Indonesia awaits US report on slain
corruption witness – is this the long arm of Indonesia’s BIN secret service in
play here?
Businessman
killed in Los Angeles had been due to give evidence against politicians in
graft case
Anti-corruption investigators are waiting to hear from U.S. police about
the death of a key witness. Businessman Johannes Marliem was found dead with a
gunshot wound to the head at his home in Los Angeles on Thursday.

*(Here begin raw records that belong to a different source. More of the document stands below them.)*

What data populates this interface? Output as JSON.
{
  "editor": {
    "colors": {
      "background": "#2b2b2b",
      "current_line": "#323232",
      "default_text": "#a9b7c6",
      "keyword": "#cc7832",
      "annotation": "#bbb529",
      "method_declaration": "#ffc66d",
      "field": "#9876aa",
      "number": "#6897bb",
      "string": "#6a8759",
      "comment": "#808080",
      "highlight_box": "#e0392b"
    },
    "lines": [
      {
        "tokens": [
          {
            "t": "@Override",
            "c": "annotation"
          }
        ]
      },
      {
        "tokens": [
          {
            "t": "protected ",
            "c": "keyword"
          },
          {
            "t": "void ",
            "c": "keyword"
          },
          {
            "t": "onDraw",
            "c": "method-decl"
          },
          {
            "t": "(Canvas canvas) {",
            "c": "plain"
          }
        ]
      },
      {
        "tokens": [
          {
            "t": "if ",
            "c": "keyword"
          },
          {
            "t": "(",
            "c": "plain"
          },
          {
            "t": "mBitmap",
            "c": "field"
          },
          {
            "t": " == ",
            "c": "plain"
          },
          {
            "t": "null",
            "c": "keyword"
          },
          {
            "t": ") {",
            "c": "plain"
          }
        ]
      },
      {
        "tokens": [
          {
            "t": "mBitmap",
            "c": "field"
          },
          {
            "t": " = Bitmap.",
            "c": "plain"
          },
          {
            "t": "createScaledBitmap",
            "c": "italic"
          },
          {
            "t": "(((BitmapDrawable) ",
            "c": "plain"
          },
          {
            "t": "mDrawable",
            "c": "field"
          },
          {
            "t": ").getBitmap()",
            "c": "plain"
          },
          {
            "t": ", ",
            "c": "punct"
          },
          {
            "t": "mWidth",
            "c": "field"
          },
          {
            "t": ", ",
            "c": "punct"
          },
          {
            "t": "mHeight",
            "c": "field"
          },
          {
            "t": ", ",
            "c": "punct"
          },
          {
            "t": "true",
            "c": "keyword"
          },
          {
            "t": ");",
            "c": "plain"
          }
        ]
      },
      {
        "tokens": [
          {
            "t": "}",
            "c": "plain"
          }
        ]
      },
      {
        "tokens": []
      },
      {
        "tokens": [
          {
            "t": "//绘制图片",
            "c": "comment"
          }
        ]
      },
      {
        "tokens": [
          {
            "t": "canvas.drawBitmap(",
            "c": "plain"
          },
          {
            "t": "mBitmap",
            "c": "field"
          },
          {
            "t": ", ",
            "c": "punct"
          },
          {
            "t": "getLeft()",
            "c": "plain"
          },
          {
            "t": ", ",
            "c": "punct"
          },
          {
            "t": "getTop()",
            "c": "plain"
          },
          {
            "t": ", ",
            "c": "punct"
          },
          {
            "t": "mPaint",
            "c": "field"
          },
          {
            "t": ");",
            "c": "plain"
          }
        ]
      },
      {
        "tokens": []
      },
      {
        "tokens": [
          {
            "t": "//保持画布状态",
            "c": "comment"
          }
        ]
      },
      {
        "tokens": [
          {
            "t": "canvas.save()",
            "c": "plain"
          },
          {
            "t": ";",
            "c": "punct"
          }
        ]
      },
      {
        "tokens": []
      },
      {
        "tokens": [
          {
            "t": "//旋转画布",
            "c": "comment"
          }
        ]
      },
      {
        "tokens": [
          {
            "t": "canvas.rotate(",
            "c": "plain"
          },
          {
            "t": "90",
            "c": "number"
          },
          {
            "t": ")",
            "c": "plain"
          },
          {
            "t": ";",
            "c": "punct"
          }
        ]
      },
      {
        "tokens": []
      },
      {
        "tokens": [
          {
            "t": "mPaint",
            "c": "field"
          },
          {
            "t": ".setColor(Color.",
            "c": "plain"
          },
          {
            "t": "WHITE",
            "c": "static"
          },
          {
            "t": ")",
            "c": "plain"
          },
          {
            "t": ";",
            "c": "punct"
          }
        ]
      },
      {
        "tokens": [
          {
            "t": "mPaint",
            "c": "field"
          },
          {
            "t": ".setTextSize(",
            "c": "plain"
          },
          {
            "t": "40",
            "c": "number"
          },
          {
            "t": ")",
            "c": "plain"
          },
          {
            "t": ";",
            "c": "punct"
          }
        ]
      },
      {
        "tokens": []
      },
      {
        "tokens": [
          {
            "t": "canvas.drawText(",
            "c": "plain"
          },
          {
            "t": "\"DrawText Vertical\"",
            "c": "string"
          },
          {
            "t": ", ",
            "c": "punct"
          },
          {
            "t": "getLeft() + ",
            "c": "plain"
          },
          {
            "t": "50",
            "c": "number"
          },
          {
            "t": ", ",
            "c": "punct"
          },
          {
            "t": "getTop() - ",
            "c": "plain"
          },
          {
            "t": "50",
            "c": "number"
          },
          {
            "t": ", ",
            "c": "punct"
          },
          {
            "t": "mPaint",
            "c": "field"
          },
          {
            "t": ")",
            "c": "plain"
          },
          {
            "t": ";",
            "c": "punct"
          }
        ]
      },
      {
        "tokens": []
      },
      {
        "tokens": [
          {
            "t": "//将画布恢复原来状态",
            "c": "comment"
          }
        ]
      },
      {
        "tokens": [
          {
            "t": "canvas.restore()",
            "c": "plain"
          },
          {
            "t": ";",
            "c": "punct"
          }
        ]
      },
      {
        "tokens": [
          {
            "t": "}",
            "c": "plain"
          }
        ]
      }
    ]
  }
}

He was a witness in a multi-million-dollar
corruption case involving senior politicians, including Parliamentary Speaker
Setya Novanto, who also leads Indonesia's second-biggest political party
Golkar.
Foreign Ministry spokesman Arrmanatha Nasir told
Anadolu Agency that it was waiting for police in California to deliver
information about Marliem’s death.
“The party that has the right to decide is the U.S.
police,” he said. “We are waiting for information from them.”
Saut Situmorang, deputy head of the Corruption
Eradication Commission, said Marliem’s death was important “because he has
something to do with the case we are dealing with.”
Marliem was the director of Biomorf, a U.S.-based
biometrics company, that was awarded the contract to supply an automated
fingerprint system for a national electronic ID card program launched in 2011.
According to investigators, around half of the
project’s 5.8 trillion Indonesian rupiah ($434 million) budget was divided
between 37 suspects, including Novanto and 23 other members of the House of
Representatives.
Fear
for life
The scam is said to have cost the state around $190
million in losses.
Novanto was described by U.S. President Donald
Trump as “one of the powerful men and a great man” during a news conference at
Trump Tower during his presidential campaign.
He was temporarily forced to step down over
corruption allegations in 2015 after he was heard seeking a $4 billion payment
from a U.S. mining company.
Prosecutors have revealed that Marliem paid a
$200,000 as a bribe to Sugiharto, a former senior Home Ministry official who
has been jailed for five years in the case.
Alongside Novanto, two former high-ranking members
of the then ruling Democratic Party, Anas Urbaningrum and Muhammad Nazaruddin,
have also been named as key suspects in the case. It is believed they may have
influenced lawmakers to pass the project’s budget.
Days before his death, Marliem had told the Kontan
newspaper that he feared for his life. “I do not want to be published as a
witness,” he said. “It could be my life is now threatened.”
In the interview, Marliem also denied having given
bribes to Sugiharto.
In its 2015 Corruption Perceptions Index,
Transparency International ranked Indonesia 88 out of 168 countries. President
Joko Widodo has stressed his commitment to eradicating corruption.